1. L2 non-empty tells us there is some string x in L2. L2 not equal to Sigma* 
tells us there is some string y not in L2. Therefore, we can make a mapping as
 follows:

On input w...
1. Check using a decider for L1 whether w is in L1.
2. If so, output x.
3. Otherwise, output y.

So if w is in L1, f(w)=x is in L2. Otherwise, if w is not in L1, f(w)=y is not
 in L2.

2a). This language is unrecognizable. We can show this by showing A_TM reduces
 t L1^c (and so A_TM^c reduces to L1).

Recall that we need a mapping f:<M,w> -> <M1,M2> s.t. <M,w> in A_TM iff 
<M1,M2> in L1^c. 

In descriptive terms, M accepts w iff L(M2) /subset L(M1)

We do this as follows. Let M_REJECT be the machine that rejects all inputs, 
and M_w be the machine that on any input, ignores the input and runs M on w 
(if M halts on w, M_w also halts and with the same accepting/rejecting result 
as M).

Then f does the following:

On input <M,w>
1. Build M_w as described above.
2. Build M_REJECT as described above.
3. Output <M_w, M_REJECT>.

We verify:

If M accepts w then M_w also accepts. In particular, this tells us that on any
 input x, M_w will accept (since the output of M_w is dependent only on M 
running on w, not on x). Therefore L(M_w) is nonempty so L(M_REJECT)=<empty 
language> is a strict subset of L(M_w), hence <M_w, M_REJECT> is in L1^c.

Otherwise, if M rejects w or loops on w, then M doesn't accept anything. In 
this case we see that L(M_w)=L(M_REJECT) and so <M_w,M_REJECT> is not in L1^c.

Since A_TM <= L1^c, one of our theorems tells us that A_TM^c <= L1. We also 
know that A_TM^c is unrecognizable and so L1 mustn't be recognizable.
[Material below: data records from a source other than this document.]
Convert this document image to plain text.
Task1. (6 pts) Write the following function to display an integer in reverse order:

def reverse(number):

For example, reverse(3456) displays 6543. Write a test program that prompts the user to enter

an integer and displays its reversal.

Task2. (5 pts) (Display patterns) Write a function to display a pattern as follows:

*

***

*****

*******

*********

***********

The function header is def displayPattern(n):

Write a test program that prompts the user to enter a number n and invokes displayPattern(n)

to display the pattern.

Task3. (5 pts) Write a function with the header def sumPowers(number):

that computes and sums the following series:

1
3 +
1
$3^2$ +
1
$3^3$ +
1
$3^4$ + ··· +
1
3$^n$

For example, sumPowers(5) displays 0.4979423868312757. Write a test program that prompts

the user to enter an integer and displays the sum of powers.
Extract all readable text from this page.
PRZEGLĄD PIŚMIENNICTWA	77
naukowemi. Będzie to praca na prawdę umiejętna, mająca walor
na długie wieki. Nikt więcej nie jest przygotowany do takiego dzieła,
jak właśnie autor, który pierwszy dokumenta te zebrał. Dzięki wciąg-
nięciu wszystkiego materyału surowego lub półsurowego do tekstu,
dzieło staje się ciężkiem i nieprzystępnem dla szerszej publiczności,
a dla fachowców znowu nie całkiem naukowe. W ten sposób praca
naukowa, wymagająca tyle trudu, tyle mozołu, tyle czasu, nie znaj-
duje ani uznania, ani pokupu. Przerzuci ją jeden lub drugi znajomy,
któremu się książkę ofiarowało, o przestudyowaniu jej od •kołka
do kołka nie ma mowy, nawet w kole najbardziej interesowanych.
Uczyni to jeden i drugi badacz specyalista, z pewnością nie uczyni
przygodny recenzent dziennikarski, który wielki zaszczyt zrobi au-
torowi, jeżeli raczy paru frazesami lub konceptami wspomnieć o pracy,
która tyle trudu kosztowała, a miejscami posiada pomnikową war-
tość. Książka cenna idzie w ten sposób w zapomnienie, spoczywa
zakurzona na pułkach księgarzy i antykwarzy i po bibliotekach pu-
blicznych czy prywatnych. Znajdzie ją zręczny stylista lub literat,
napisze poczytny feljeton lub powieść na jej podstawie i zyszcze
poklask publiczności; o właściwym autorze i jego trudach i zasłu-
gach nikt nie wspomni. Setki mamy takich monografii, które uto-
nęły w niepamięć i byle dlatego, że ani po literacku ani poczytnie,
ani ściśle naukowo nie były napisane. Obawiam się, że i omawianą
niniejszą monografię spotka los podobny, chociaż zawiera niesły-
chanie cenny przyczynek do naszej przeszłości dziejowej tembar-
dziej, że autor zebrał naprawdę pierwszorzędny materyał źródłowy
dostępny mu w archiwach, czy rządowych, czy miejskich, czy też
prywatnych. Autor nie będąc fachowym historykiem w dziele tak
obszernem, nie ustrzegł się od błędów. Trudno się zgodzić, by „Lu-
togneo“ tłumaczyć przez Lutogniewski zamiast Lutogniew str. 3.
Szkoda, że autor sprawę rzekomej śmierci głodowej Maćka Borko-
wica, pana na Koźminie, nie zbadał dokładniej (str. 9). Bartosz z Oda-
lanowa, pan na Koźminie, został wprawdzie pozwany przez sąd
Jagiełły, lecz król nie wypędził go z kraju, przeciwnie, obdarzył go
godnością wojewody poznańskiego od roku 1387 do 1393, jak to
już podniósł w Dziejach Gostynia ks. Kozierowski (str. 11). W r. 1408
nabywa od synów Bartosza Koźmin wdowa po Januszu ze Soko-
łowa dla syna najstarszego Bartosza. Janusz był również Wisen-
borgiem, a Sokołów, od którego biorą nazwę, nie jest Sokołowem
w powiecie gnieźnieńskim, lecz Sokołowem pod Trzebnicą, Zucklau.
2b) Note that if a machine only runs for < 363 steps, it cannot read all the 
input of any strings with length beyond 362 symbols (each input being read 
requires one step of computation). This greatly limits the number of strings 
that we must "feed" to an input <M> in testing whether M halts within 362 
steps. 

Noting that Sigma* can be ordered lexicographically, we decide L2 as follows:

On input <M>... (Note, assuming our input is of proper form, else we'd reject)
1. Take the lexicographically jth word, w_j, in Sigma*
2.    for i = 1 to 362
3.       Run M on w_j for i steps. If M halts, we ACCEPT.
4.    next i
5. next w_j
6. REJECT 

One verifies that this machine decides L2.

3. The main idea as seen in tutorial is that we have two types of loops:

i) repeated configurations 
- for these, we can keep a separate tape during simulation of a machine M on 
blank input which will record all unique configurations we've seen
- during simulation, we look up transitions into new configurations and reject
 if a configuration is about to be repeated (identifying a loop in the 
simulation of M on blank)

ii) infinite tape looping (e.g. looking for a symbol on the tape in rightward 
direction but not finding it, or looking for a blank symbol to the right 
somewhere and going infinitely to the right, past all of the relevant tape 
content)


We saw how to use R(n) to detect type ii). Recall that 
HALT_BLANK={<M> | M halts on blank input} is undecidable. Being able to 
detect both types of loops and simulating M on blank as long as no loop is 
detected, we can decide HALT_BLANK.

Roughly, we do this as follows. Assume R(n) is computible, and let M_R 
compute it.

On input <M>... // Again, assuming valid encoding otherwise we'd reject
1. Determine how many states n are in M. If n=1, the case is trivial.
2. Use M_R to determine R(n-2). 
3. SImulate M on blank, using a separate tape to detect loop type i) and 
bounding the amount of tape to be used by R(n-2).
4. Output ACCEPT if we didn't detect a loop above.

4. Note that the language is of the proper form: L = {<M> | L(M) has property 
P}.

The property is non-trivial: we can have a language without it (e.g. the 
machine that accepts nothing) and a language with it (e.g. the machine that 
accepts the first 715 strings over {0,1}, lexicographically-speaking).

Therefore, L is undecidable.